Sancho expliquait ainsi à don Luis ses idées sur la liberté du commerce ; grand cheval de bataille des philanthropes modernes, quand ils entendirent partir du village un cri tel qu’on ne peut en entendre que dans des moments de terreur soudaine et d’extrême danger. La conversation que nous venons de rapporter avait lieu dans la vallée, à peu près à mi-chemin entre le village et ce que nous avons appelé le sérail de Mattinao ; et les deux Espagnols avaient une confiance si entière en leurs nouveaux amis, qu’ils étaient sans autres armes que celles que leur avait données la nature.
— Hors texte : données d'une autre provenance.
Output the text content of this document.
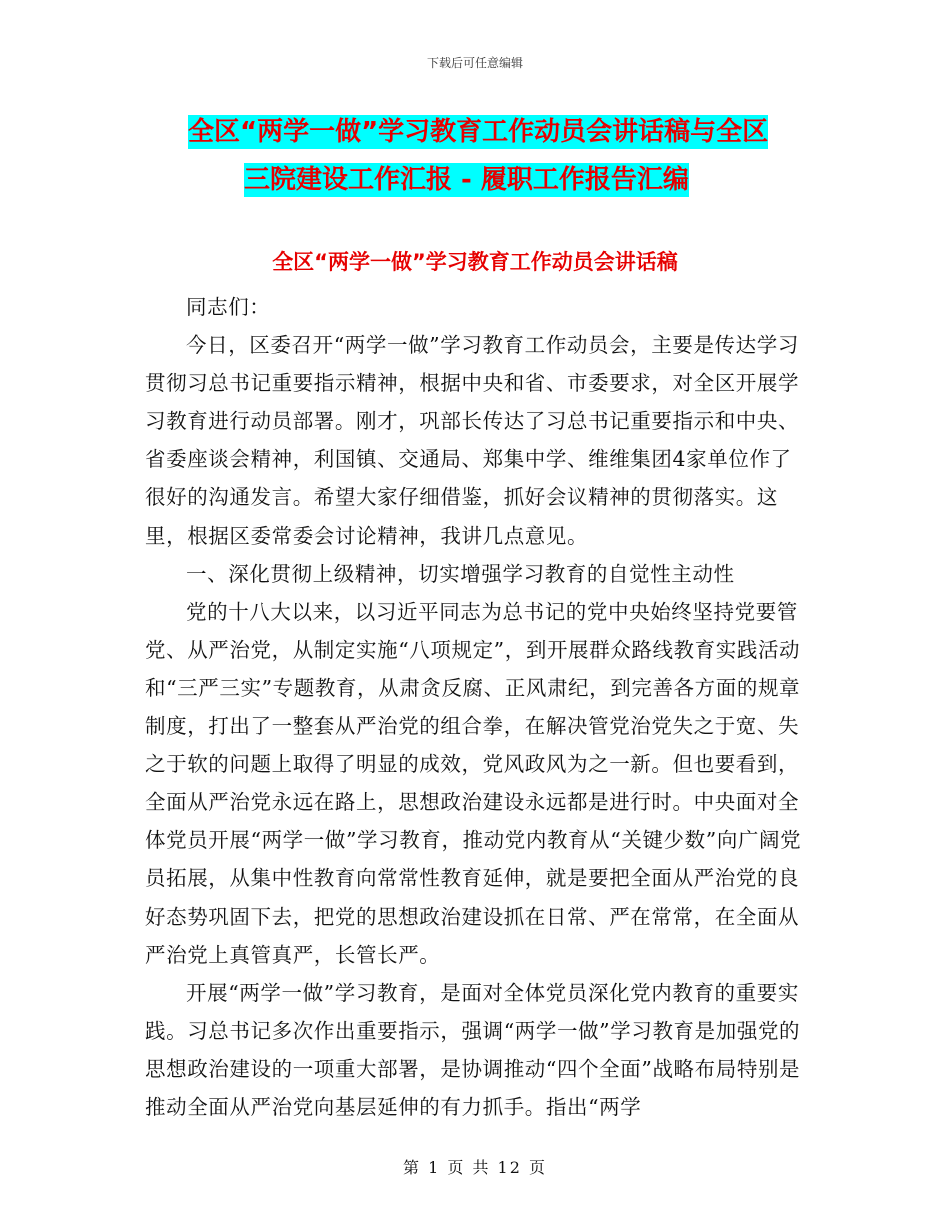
下载后可任意编辑
全区“两学一做”学习教育工作动员会讲话稿与全区
三院建设工作汇报 - 履职工作报告汇编
全区“两学一做”学习教育工作动员会讲话稿

同志们：

今日，区委召开“两学一做”学习教育工作动员会，主要是传达学习贯彻习总书记重要指示精神，根据中央和省、市委要求，对全区开展学习教育进行动员部署。刚才，巩部长传达了习总书记重要指示和中央、省委座谈会精神，利国镇、交通局、郑集中学、维维集团4家单位作了很好的沟通发言。希望大家仔细借鉴，抓好会议精神的贯彻落实。这里，根据区委常委会讨论精神，我讲几点意见。

一、深化贯彻上级精神，切实增强学习教育的自觉性主动性

党的十八大以来，以习近平同志为总书记的党中央始终坚持党要管党、从严治党，从制定实施“八项规定”，到开展群众路线教育实践活动和“三严三实”专题教育，从肃贪反腐、正风肃纪，到完善各方面的规章制度，打出了一整套从严治党的组合拳，在解决管党治党失之于宽、失之于软的问题上取得了明显的成效，党风政风为之一新。但也要看到，全面从严治党永远在路上，思想政治建设永远都是进行时。中央面对全体党员开展“两学一做”学习教育，推动党内教育从“关键少数”向广阔党员拓展，从集中性教育向常常性教育延伸，就是要把全面从严治党的良好态势巩固下去，把党的思想政治建设抓在日常、严在常常，在全面从严治党上真管真严，长管长严。

开展“两学一做”学习教育，是面对全体党员深化党内教育的重要实践。习总书记多次作出重要指示，强调“两学一做”学习教育是加强党的思想政治建设的一项重大部署，是协调推动“四个全面”战略布局特别是推动全面从严治党向基层延伸的有力抓手。指出“两学

第 1 页 共 12 页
En sortant, Luis avait laissé son sabre et son bouclier aux pieds d’Ozéma, qui essayait de s’en servir en jouant le rôle de héros pour leur amusement mutuel ; et Sancho, trouvant son arquebuse trop lourde pour la porter partout avec lui comme on porterait une badine, l’avait déposée dans l’appartement qui était devenu son quartier-général.

— Serait-ce une trahison, Señor ? s’écria Sancho. — Ces drôles auraient-ils découvert, après tout, quelle est la véritable valeur des grelots à faucon ? — Ont-ils dessein de réclamer la balance de leur compte avec moi.

— Je réponds sur ma vie de la bonne foi de Mattinao et de toute sa peuplade. Ce tumulte vient d’une cause différente. — Écoute ! n’entends-tu pas ce cri : Caonabo ?

— C’est cela même, Señor. — C’est le nom du cacique caraïbe qui est la terreur de toutes ces tribus.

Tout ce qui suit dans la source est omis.